Ex Convento dei Celestini o Palazzo del Governo

L’ex Convento dei Celestini esibisce su via Umberto I la magnificenza della sua facciata barocca e il suo superbo chiostro, che un tempo costituivano l’orgoglio artistico di un importante ordine religioso e che ora sono l’icona di due primarie istituzioni cittadine: la Prefettura e la Provincia di Lecce.

La facciata dell’ex convento si fonde armoniosamente con quella della Basilica di S.Croce, costituendo un unico fondale scenografico prezioso ed irripetibile.

La prima dimora dei Padri Celestini a Lecce fu edificata nel secolo XIV in prossimità del Castello medioevale, dove sorgeva una cappella intitolata a S.Croce, grazie alle generose elargizioni del Conte di Lecce Gualtieri VI di Brienne.

L’ordine dell’imperatore Carlo V di ampliare il Castello e rifare le Mura della città cinquecentesca, comportò la demolizione del complesso religioso, che fu ricostruito nel sito attuale (ex quartiere della Giudecca), dal quale nel 1541 erano stati espulsi definitivamente gli ebrei.

Il progetto fu elaborato dall’ “eccellente architetto” leccese Gabriele Riccardi, detto “Beli Ricciardo”, che nel 1549 disegnò una fabbrica “più grande e più sontuosa”. La costruzione, cominciata a partire dall’ala destra del chiostro, nel 1560 era già abitata dai Padri Celestini.

Per il chiostro, il più grande della città, si ispirò a quello da lui stesso disegnato per il monastero degli Olivetani.
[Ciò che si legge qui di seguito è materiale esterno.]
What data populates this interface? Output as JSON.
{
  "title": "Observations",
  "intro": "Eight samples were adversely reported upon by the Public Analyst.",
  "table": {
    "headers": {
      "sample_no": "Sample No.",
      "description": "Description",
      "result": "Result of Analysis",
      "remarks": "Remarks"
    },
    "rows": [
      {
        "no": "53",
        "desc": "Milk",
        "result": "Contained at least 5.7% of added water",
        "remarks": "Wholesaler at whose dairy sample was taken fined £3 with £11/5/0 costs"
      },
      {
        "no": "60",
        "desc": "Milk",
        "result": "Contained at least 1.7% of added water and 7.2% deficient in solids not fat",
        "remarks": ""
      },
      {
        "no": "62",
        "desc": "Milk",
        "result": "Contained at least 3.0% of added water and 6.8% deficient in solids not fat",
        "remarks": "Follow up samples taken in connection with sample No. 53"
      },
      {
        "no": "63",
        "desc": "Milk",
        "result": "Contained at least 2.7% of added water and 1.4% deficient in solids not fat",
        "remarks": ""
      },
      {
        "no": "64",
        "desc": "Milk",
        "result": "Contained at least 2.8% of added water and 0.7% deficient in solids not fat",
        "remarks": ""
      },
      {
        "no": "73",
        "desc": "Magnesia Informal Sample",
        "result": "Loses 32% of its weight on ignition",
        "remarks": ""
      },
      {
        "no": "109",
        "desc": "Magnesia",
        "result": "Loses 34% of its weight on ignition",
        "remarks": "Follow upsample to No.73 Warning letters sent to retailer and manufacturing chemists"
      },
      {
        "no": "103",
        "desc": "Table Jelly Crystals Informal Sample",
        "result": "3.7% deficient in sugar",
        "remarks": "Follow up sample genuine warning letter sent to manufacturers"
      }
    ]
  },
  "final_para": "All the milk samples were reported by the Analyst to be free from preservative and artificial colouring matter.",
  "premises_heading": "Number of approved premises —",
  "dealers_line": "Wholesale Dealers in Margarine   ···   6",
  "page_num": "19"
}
A forma quadrangolare, è delimitato da un elegante porticato con 24 archi, sorretti da colonne binate, che sostengono volte “a crociera”. Agli inizi del secolo XIX le quattro facciate sul chiostro furono obliterate con la formazione di un nuovo prospetto di gusto neoclassico, i cui piedritti in parte inglobano le originarie colonne. 

La facciata, di straordinaria ricchezza decorativa, fu realizzata tra il 1659 e il 1695. La superficie muraria è articolata in due ordini, divisi da un’alta trabeazione, la cui scansione verticale è data da una sequenza di paraste, lavorate “a bugne” lisce, che inquadrano regolari scomparti murari, con al centro le finestre. 

Il primo ordine, con portale centrale e cinque finestre per lato, è impostato su un alto basamento bugnato. Qui si esibisce il genio artistico di Giuseppe Zimbalo, di cui riconosciamo i motivi del suo repertorio ornamentale, contraddistinto dalle creative decorazioni dei capitelli, i raffinati ornamenti delle finestre, sormontate da timpani mistilinei, oltre alla tipica decorazione “a punta lanceolata”.  

Il secondo ordine è stato, con un consenso non unanime, invece attribuito all’architetto Giuseppe Cino che, attento a conseguire un’unità formale, ripropone lo stesso schema compositivo, ma utilizza un linguaggio più ricco e articolato, con cornici delle finestre più frastagliate e raffinate e maggiori effetti chiaroscurali. Conclude la decorazione della facciata arricchendo il fregio della trabeazione con simboli del potere temporale e spirituale (scudi araldici, tiare, corone).

Il convento, abitato per tre secoli dai Padri Celestini fino alla loro soppressione nel 1807, fu un centro di cultura molto attivo, con una prestigiosa scuola di teologia e filosofia. 

Nel 1811 fu destinato a sede dell’Intendenza di Terra d’Otranto. Per adeguarlo alla nuova funzione furono eseguiti importanti lavori di ristrutturazione degli spazi interni. Si procedette alla realizzazione della facciata neoclassica su via XXV luglio, su progetto dell’architetto Giuseppe Maiola. L’apertura del portone, in asse con quello di via Umberto I, pose l’edificio in dialogo con la città moderna. 

L’ex convento ora ospita la Prefettura, con gli uffici e l’appartamento del Prefetto ed uffici della Provincia di Lecce, con una rappresentativa sala consiliare.

Da non perdere

Il portale laterale di accesso dal chiostro alla basilica, delimitato da una cornice finemente intarsiata sulla pietra leccese, è opera di Gabriele Riccardi. Da esso si scorge, sul fondo del transetto, l’altare più mistico e drammatico: quello contenente la reliquia della vera Croce, capolavoro di Cesare Penna. 

Curiosità & aneddoti

Sul braccio destro del chiostro, tra i tanti peducci a motivo vegetale, su cui scaricano le volte del   porticato, sorprende la presenza di un peduccio con una figura laica: si ipotizza che si tratti dell’effigie dell’architetto Gabriele Riccardi. 

Il piano terra accolse nel 1868 il Museo Sigismondo Castromediano, custode di glorie millenarie, ora negli spazi espositivi del Collegio Argento, in viale Gallipoli.